Dalam konteks berbangsa, termhurriyah dapat diartikan sebagai kemampuan individual dalam mengatakan apa yang dia inginkan, tanpa melanggar hak asasi orang lain. Pelanggaran terhadap hak asasi orang lain, tentunya tidak disetujui oleh ajaran Islam. Karena, di dalamnya terdapat pemaksaan kehendak yang menindas dan merendahkan aspek-aspek kemanusiaan.

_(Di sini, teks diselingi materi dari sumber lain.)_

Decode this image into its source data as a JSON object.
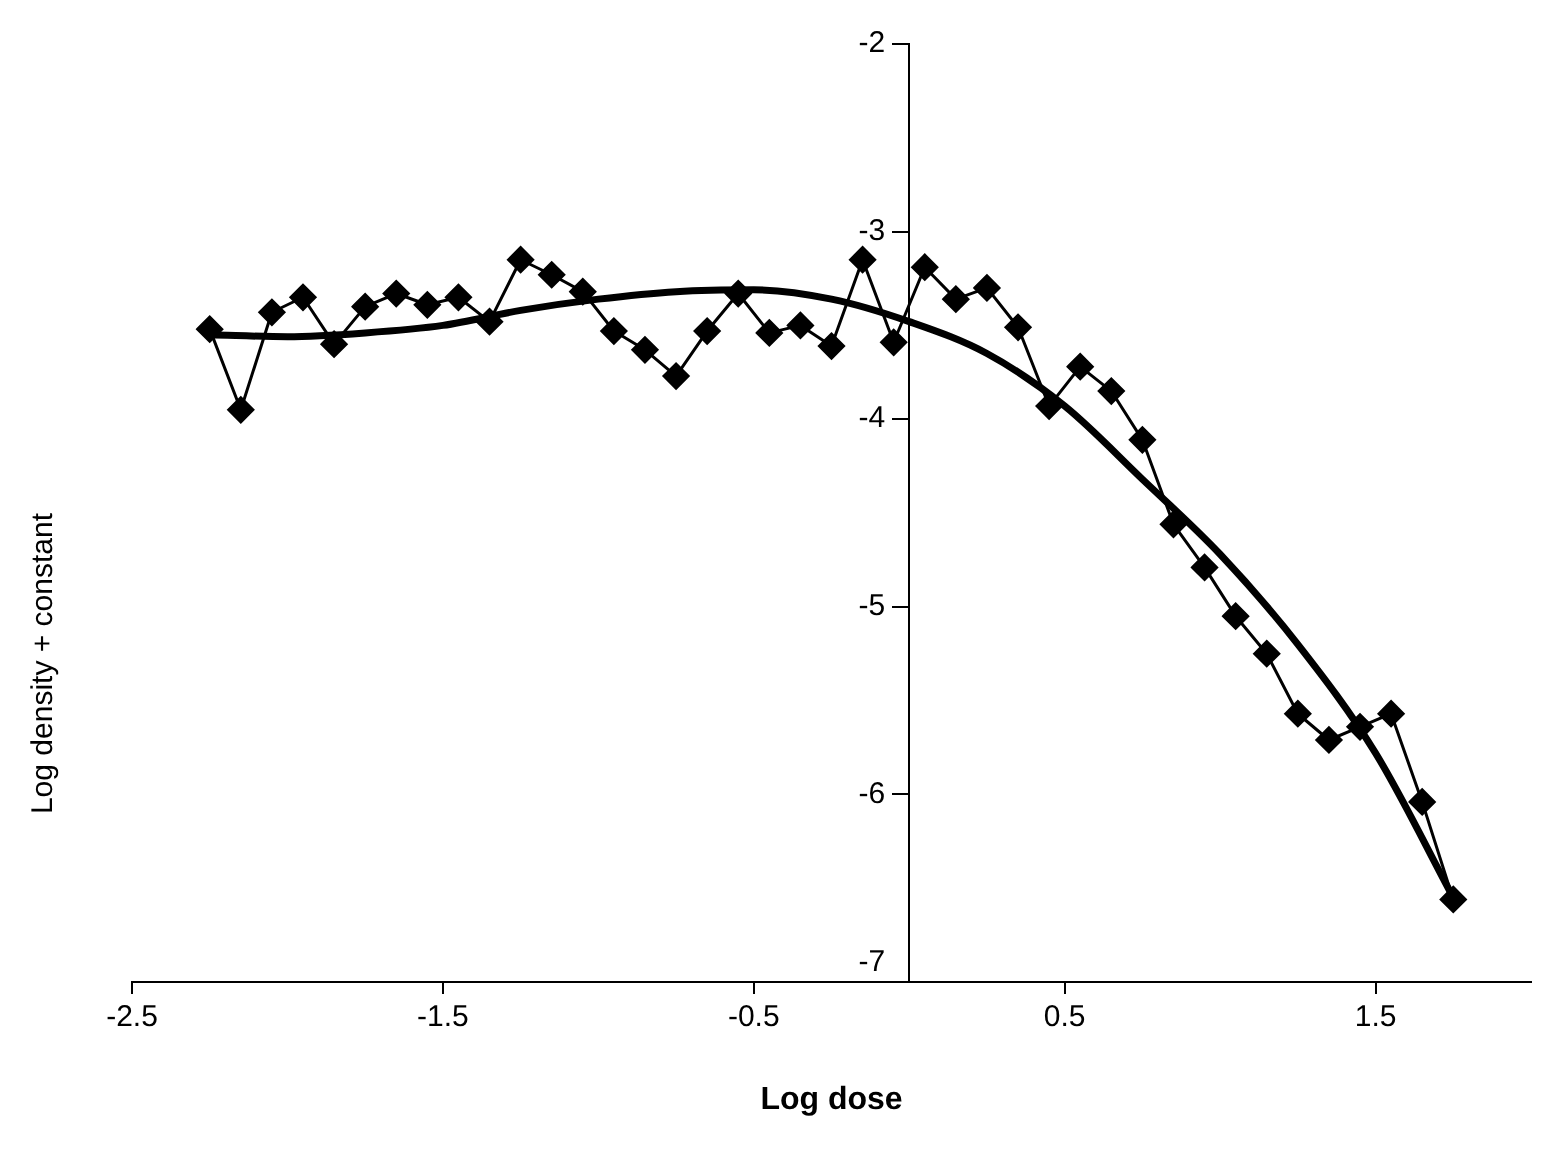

Kebebasan dalam perspektif Islam, tujuannya untuk mengungkapkan kebenaran (al-haq) dan penegakan nilai kemanusiaan. Sehingga, Islam membatasi kebebasan dengan garis etika kemanusiaan, seperti melarang kita menghujat, fitnah, pertengkaran, dan pemberontakan saat berbicara.

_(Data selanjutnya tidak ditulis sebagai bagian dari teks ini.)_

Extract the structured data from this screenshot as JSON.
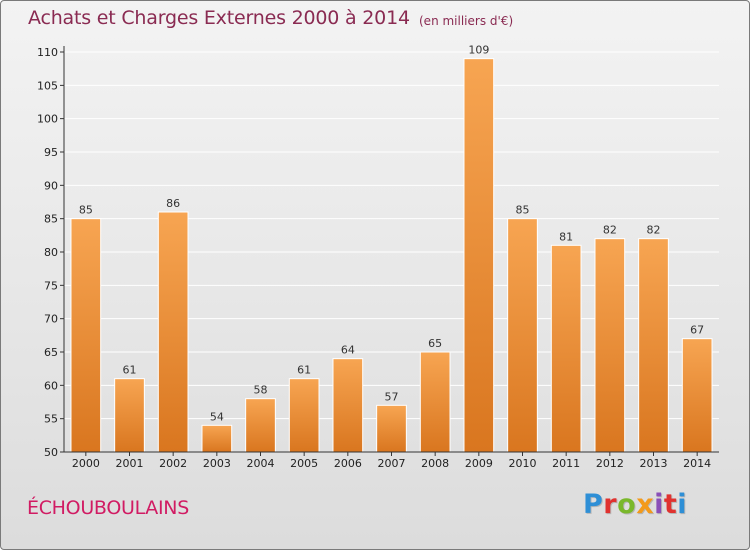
{
  "header": {
    "title": "Achats et Charges Externes 2000 à 2014",
    "subtitle": "(en milliers d'€)"
  },
  "footer": {
    "commune": "ÉCHOUBOULAINS",
    "logo_text": "Proxiti",
    "logo_colors": [
      "#2e8fd6",
      "#e0322f",
      "#7ab82b",
      "#f39a1b",
      "#8a4fb8",
      "#e0322f",
      "#2e8fd6"
    ]
  },
  "colors": {
    "bar_light": "#f7a552",
    "bar_dark": "#d9761f",
    "axis": "#333333",
    "grid": "#ffffff"
  },
  "chart_data": {
    "type": "bar",
    "title": "Achats et Charges Externes 2000 à 2014",
    "subtitle": "(en milliers d'€)",
    "xlabel": "",
    "ylabel": "",
    "categories": [
      "2000",
      "2001",
      "2002",
      "2003",
      "2004",
      "2005",
      "2006",
      "2007",
      "2008",
      "2009",
      "2010",
      "2011",
      "2012",
      "2013",
      "2014"
    ],
    "values": [
      85,
      61,
      86,
      54,
      58,
      61,
      64,
      57,
      65,
      109,
      85,
      81,
      82,
      82,
      67
    ],
    "ylim": [
      50,
      110
    ],
    "yticks": [
      50,
      55,
      60,
      65,
      70,
      75,
      80,
      85,
      90,
      95,
      100,
      105,
      110
    ],
    "grid": true,
    "legend": "none"
  }
}
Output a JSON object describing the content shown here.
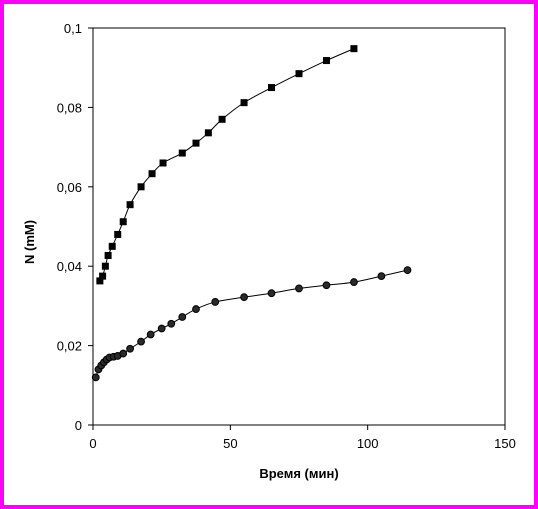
{
  "colors": {
    "frame_border": "#ff00ff",
    "background": "#ffffff",
    "axis": "#000000",
    "series": "#000000"
  },
  "chart_data": {
    "type": "scatter",
    "title": "",
    "xlabel": "Время (мин)",
    "ylabel": "N (mM)",
    "xlim": [
      0,
      150
    ],
    "ylim": [
      0,
      0.1
    ],
    "x_ticks": [
      {
        "value": 0,
        "label": "0"
      },
      {
        "value": 50,
        "label": "50"
      },
      {
        "value": 100,
        "label": "100"
      },
      {
        "value": 150,
        "label": "150"
      }
    ],
    "y_ticks": [
      {
        "value": 0,
        "label": "0"
      },
      {
        "value": 0.02,
        "label": "0,02"
      },
      {
        "value": 0.04,
        "label": "0,04"
      },
      {
        "value": 0.06,
        "label": "0,06"
      },
      {
        "value": 0.08,
        "label": "0,08"
      },
      {
        "value": 0.1,
        "label": "0,1"
      }
    ],
    "grid": false,
    "legend": "none",
    "series": [
      {
        "marker": "square",
        "line": "smooth",
        "points": [
          [
            2.5,
            0.0363
          ],
          [
            3.5,
            0.0375
          ],
          [
            4.5,
            0.04
          ],
          [
            5.5,
            0.0427
          ],
          [
            7,
            0.045
          ],
          [
            9,
            0.048
          ],
          [
            11,
            0.0512
          ],
          [
            13.5,
            0.0555
          ],
          [
            17.5,
            0.06
          ],
          [
            21.5,
            0.0633
          ],
          [
            25.5,
            0.066
          ],
          [
            32.5,
            0.0685
          ],
          [
            37.5,
            0.071
          ],
          [
            42,
            0.0736
          ],
          [
            47,
            0.077
          ],
          [
            55,
            0.0812
          ],
          [
            65,
            0.085
          ],
          [
            75,
            0.0885
          ],
          [
            85,
            0.0918
          ],
          [
            95,
            0.0948
          ]
        ]
      },
      {
        "marker": "circle",
        "line": "smooth",
        "points": [
          [
            1,
            0.012
          ],
          [
            2,
            0.014
          ],
          [
            3,
            0.015
          ],
          [
            4,
            0.0158
          ],
          [
            5,
            0.0165
          ],
          [
            6,
            0.017
          ],
          [
            7.5,
            0.0172
          ],
          [
            9,
            0.0174
          ],
          [
            11,
            0.018
          ],
          [
            13.5,
            0.0192
          ],
          [
            17.5,
            0.021
          ],
          [
            21,
            0.0228
          ],
          [
            25,
            0.0243
          ],
          [
            28.5,
            0.0255
          ],
          [
            32.5,
            0.0272
          ],
          [
            37.5,
            0.0292
          ],
          [
            44.5,
            0.031
          ],
          [
            55,
            0.0322
          ],
          [
            65,
            0.0332
          ],
          [
            75,
            0.0344
          ],
          [
            85,
            0.0352
          ],
          [
            95,
            0.036
          ],
          [
            105,
            0.0375
          ],
          [
            114.5,
            0.039
          ]
        ]
      }
    ]
  }
}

Di dalam Alquran dijelaskan, Allah tidak menyukai perkataan buruk yang diucapkan dengan terus terang, kecuali oleh orang yang teraniaya. (QS an-Nisa [4]: 148). Ayat ini, memberi pesan bahwa kita harus berbicara penuh etika dan nilai kebaikan. Sehingga, bicara kita tidak menyakiti hati orang lain; terkecuali saat menyuarakan suara korban ketidakadilan dan memperjuangkan kebenaran orang teraniaya.
Dalam realitas sosial, tentunya kebebasan berbicara di negeri kita, tak sekadar perkataan. Namun, telah berubah, menyesuaikan dengan perkembangan media itu sendiri meminjam istilah Marshal Mc Luhan the message is medium. Tak heran, kini, kita akan menemukan komentarkomentar netizen di media sosal yang tak berbungkus etika, sehingga menyebarkan pembicaraan yang tak terpuji dan mengandung kebencian (hate speech).

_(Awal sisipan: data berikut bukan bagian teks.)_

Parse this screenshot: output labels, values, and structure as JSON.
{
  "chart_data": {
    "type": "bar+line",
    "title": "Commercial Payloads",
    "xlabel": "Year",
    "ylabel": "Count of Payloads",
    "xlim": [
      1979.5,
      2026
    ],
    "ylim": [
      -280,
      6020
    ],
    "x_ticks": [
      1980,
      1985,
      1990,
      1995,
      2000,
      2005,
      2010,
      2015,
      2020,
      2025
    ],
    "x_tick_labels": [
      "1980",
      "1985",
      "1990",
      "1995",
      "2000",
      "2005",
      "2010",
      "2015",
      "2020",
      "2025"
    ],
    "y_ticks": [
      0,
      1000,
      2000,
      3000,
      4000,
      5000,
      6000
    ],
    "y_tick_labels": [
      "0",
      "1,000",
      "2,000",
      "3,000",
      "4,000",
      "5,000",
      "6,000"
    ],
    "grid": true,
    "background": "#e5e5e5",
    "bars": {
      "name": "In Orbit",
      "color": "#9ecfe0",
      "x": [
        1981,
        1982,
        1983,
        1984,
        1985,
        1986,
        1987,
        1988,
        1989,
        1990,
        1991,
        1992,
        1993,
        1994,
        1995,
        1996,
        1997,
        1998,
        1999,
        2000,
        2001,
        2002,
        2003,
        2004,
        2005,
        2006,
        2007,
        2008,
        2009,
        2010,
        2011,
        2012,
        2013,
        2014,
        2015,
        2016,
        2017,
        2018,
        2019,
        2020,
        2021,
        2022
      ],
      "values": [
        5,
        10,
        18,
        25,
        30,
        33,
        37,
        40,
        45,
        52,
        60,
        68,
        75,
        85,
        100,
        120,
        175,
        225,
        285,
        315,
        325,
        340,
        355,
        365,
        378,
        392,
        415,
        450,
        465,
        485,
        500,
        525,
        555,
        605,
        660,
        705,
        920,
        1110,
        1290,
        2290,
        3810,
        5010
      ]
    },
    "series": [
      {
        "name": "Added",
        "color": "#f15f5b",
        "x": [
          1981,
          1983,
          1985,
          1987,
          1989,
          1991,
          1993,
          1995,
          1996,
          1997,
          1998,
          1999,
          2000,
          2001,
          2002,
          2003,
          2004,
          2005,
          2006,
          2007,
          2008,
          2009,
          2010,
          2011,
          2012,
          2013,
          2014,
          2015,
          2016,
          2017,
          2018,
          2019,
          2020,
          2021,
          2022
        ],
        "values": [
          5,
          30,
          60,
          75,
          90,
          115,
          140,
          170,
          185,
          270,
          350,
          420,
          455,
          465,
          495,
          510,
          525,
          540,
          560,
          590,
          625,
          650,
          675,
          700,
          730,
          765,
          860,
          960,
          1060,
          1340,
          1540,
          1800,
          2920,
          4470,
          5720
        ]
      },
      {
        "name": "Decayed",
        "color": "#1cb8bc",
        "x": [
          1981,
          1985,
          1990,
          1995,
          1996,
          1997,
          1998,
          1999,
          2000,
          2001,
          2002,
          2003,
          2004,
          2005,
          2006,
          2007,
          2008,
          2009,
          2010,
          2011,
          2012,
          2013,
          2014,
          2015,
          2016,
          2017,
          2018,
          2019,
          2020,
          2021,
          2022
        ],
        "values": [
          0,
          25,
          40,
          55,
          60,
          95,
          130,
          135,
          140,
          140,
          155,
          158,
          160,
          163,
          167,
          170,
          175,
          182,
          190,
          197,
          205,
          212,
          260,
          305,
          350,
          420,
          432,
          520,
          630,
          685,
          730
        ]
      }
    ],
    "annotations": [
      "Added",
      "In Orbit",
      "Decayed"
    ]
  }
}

Dalam bahasa lain, kita belum bisa berbicara secara terpuji. Padahal, Alquran menjelaskan, Saling menasihati supaya menaati kebenaran dan saling menasihati supaya menetapi kesabaran. (QS al-Ashr [103]: 3).
Berbicaralah secara terpuji, mari kita tinggalkan berbicara tanpa akhlak di mana pun medianya, tak boleh menghujat, menebar fitnah, mewartakan ghibah, dan berdusta dalam bertukar informasi (hoax). Insya Allah, bila kita mampu mencipta akhlak saat berbicara, pesan kebaikan akan ikut berperan dalam mengembangkan gagasan, meluaskan ide, menjaga keadilan, dan menciptakan masyarakat yang berkemajuan di Indonesia. Wallahu a'lam.